What makes a good agency pitch process?

Over the years we’ve been involved in hundreds of pitches and I’m happy to say we have a fairly good record…winning about one in two on average.

Nick Gill - Head of New Business & Client Services

Nick Gill26.06.2019

Before we agree to a pitch, there’s a number of questions we ask ourselves to establish whether a client or opportunity is right for us. It’s always important to remind yourself as an agency that a pitch is a two-way process.

Is the brief a good fit based on our experience?

Having demonstrable experience and a track record will be something most clients look for and pre-requisite in some cases. Major pitches require a significant investment of time so weighing up how likely you are to be successful based on the above question is important.

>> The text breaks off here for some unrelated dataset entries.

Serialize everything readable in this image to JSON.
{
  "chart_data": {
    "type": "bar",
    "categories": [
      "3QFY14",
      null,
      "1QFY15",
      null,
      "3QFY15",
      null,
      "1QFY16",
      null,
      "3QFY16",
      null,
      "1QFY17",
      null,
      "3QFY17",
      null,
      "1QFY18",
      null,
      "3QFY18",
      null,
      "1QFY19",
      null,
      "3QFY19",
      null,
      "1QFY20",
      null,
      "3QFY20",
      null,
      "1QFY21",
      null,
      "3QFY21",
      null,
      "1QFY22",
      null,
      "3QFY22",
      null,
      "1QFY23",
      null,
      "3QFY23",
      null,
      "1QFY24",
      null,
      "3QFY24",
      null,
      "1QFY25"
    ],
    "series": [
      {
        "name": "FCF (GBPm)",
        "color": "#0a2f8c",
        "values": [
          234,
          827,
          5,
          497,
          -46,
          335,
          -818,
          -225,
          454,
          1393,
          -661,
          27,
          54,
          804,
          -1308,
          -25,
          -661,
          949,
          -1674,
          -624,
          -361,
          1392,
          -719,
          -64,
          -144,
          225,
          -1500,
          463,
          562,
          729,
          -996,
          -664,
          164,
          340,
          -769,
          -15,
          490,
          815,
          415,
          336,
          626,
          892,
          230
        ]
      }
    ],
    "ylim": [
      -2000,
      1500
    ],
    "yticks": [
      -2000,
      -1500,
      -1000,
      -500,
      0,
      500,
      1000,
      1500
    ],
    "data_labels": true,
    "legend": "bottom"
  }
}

Do we have a conflict of interest?

As an agency specialising in the construction industry, client conflict is something we’re regularly faced with. Sometimes if there’s only a degree of overlap or the briefs are very different in focus then it’s not a problem but we always try to be open and transparent in highlighting a potential conflict.

Who’s calling the shots - procurement or marketing?

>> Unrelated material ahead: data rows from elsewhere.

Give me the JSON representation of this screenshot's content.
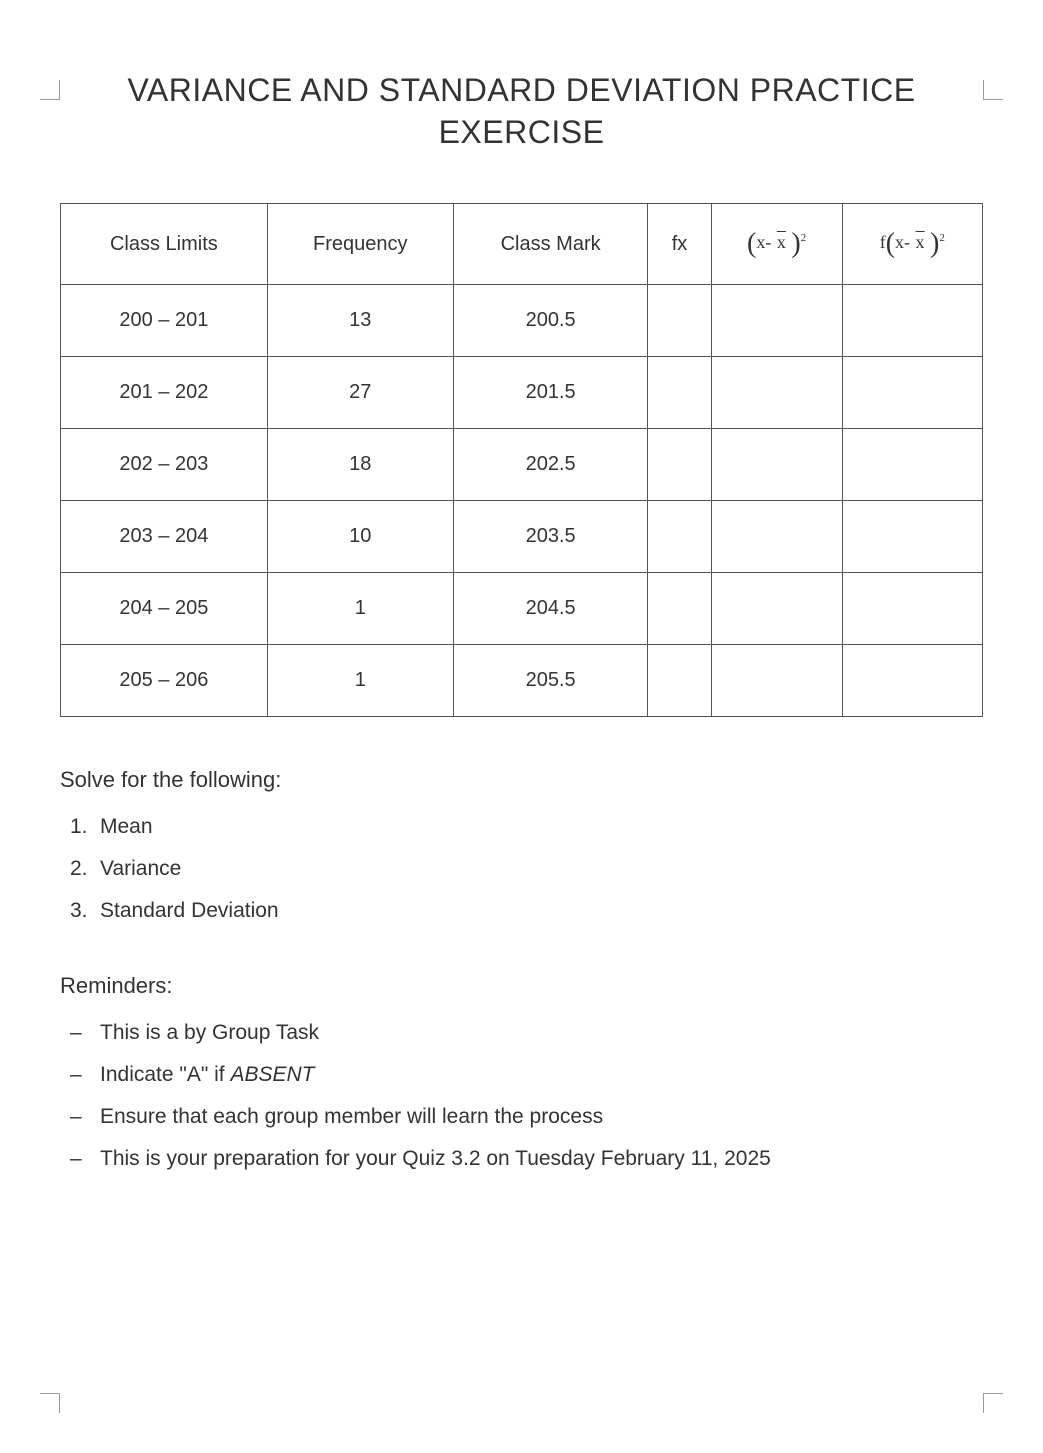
{
  "title": "VARIANCE AND STANDARD DEVIATION PRACTICE EXERCISE",
  "table": {
    "columns": [
      "Class Limits",
      "Frequency",
      "Class Mark",
      "fx",
      "(x-x̄)²",
      "f(x-x̄)²"
    ],
    "col_widths": [
      "16.6%",
      "16.6%",
      "16.6%",
      "16.6%",
      "16.6%",
      "16.6%"
    ],
    "border_color": "#555555",
    "header_row": {
      "class_limits": "Class Limits",
      "frequency": "Frequency",
      "class_mark": "Class Mark",
      "fx": "fx"
    },
    "rows": [
      {
        "class_limits": "200 – 201",
        "frequency": "13",
        "class_mark": "200.5",
        "fx": "",
        "sq_dev": "",
        "f_sq_dev": ""
      },
      {
        "class_limits": "201 – 202",
        "frequency": "27",
        "class_mark": "201.5",
        "fx": "",
        "sq_dev": "",
        "f_sq_dev": ""
      },
      {
        "class_limits": "202 – 203",
        "frequency": "18",
        "class_mark": "202.5",
        "fx": "",
        "sq_dev": "",
        "f_sq_dev": ""
      },
      {
        "class_limits": "203 – 204",
        "frequency": "10",
        "class_mark": "203.5",
        "fx": "",
        "sq_dev": "",
        "f_sq_dev": ""
      },
      {
        "class_limits": "204 – 205",
        "frequency": "1",
        "class_mark": "204.5",
        "fx": "",
        "sq_dev": "",
        "f_sq_dev": ""
      },
      {
        "class_limits": "205 – 206",
        "frequency": "1",
        "class_mark": "205.5",
        "fx": "",
        "sq_dev": "",
        "f_sq_dev": ""
      }
    ]
  },
  "solve_heading": "Solve for the following:",
  "solve_items": [
    {
      "num": "1",
      "text": "Mean"
    },
    {
      "num": "2",
      "text": "Variance"
    },
    {
      "num": "3",
      "text": "Standard Deviation"
    }
  ],
  "reminders_heading": "Reminders:",
  "reminders_items": [
    {
      "text": "This is a by Group Task"
    },
    {
      "text": "Indicate \"A\" if ",
      "italic_suffix": "ABSENT"
    },
    {
      "text": "Ensure that each group member will learn the process"
    },
    {
      "text": "This is your preparation for your Quiz 3.2 on Tuesday February 11, 2025"
    }
  ],
  "colors": {
    "text": "#333333",
    "background": "#ffffff",
    "border": "#555555",
    "crop_mark": "#999999"
  },
  "typography": {
    "title_fontsize": 32,
    "body_fontsize": 21,
    "table_fontsize": 20,
    "font_family": "Segoe UI, Arial, sans-serif"
  }
}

It shouldn’t make a difference but experience tells us it does. As a client you’re hiring people, their expertise, contacts and experience not components on a production line. Will they see the value in what we do or will it come down to the lowest common denominator?

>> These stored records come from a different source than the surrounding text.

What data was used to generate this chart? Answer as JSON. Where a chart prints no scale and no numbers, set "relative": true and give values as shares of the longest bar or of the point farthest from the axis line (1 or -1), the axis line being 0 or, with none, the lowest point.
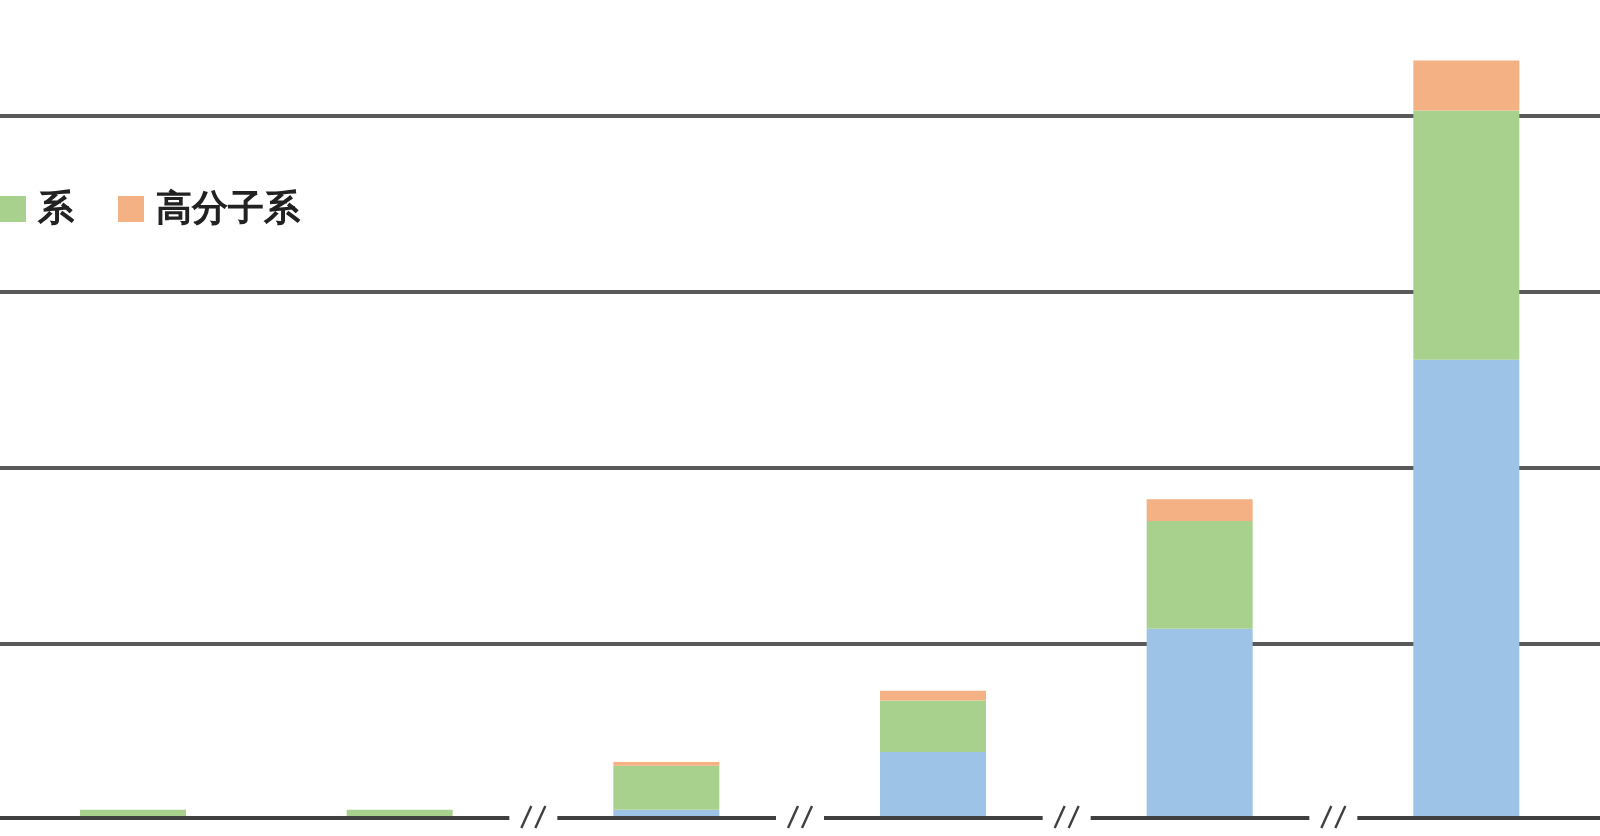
{
  "chart_data": {
    "type": "bar",
    "stacked": true,
    "relative": true,
    "grid": "y",
    "legend": "top left",
    "categories": [
      null,
      null,
      null,
      null,
      null,
      null
    ],
    "series": [
      {
        "color": "#9dc3e6",
        "values": [
          0,
          0,
          0.011,
          0.087,
          0.25,
          0.605
        ]
      },
      {
        "name": "系",
        "color": "#a9d18e",
        "values": [
          0.011,
          0.011,
          0.058,
          0.068,
          0.142,
          0.329
        ]
      },
      {
        "name": "高分子系",
        "color": "#f4b183",
        "values": [
          0,
          0,
          0.005,
          0.013,
          0.029,
          0.066
        ]
      }
    ]
  }
}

Does the timeframe outlined give us the ability to do the pitch justice?

This is no doubt a significant decision for the business concerned so giving each agency time to provide a fully considered proposal with input from the right people is surely essential. The pitch timeframe outlined also provides an insight into how organised a client is and potentially what they might be like to work with should you be successful.

Do we genuinely believe we’re in the running or simply there to make up the numbers?

This is always a tough one to call but through our contacts in the media and wider industry we often hear a whisper e.g. ‘you do know one of the agency’s pitching is run by his/her brother-in-law’. It happens more often than you might think!

The majority of agencies will also have experienced pitches where you suspect the marketing contact has been under pressure from the wider business to review agencies and benchmark but there’s no real desire from them to move from their incumbent.

How willing is the client to engage with us before, during and after the pitch?

Most briefs stress the importance of having a collaborative client/agency relationship - is our experience of the pitch process reflective of this aspiration? Even the most thorough briefs should throw up a few questions from the agency so is the client willing to invest a few minutes answering them? Their willingness to invest a small amount of time with you to ensure your understanding of the brief is also an indication as to where you stand in the pecking order.

Are they willing to meet you?

Pitches tend to follow a two-part process – written submissions first with agencies then whittled down for the face-to-face presentations. That’s fine. The ones to watch out for are the ones where the client doesn’t want to meet you at any point. Ultimately if someone isn’t willing to invest an hour of their time talking to you for what the brief claims is the largest product launch in the company’s history, alarm bells should be ringing.

Does the chemistry feel right?

People groan when hearing the term ‘chemistry meeting’ but feeling confident these are people you can work with is so important from both sides. Do you get the impression there’s a real desire to work with a partner as opposed to just a supplier?

How are you treated post pitch?

It might seem a strange question given you’ve either been successful or you haven’t at this point. That said, you probably learn more about an organisation when you haven’t been successful. Common courtesy is at least letting each agency who participated know the outcome and to provide a small amount of feedback. There’s nothing worse than complete radio silence and then finding out through the grapevine. Again, you might be surprised but it does happen. No one is too busy to make a two minute phone call or failing that a short email given the time invested by each agency.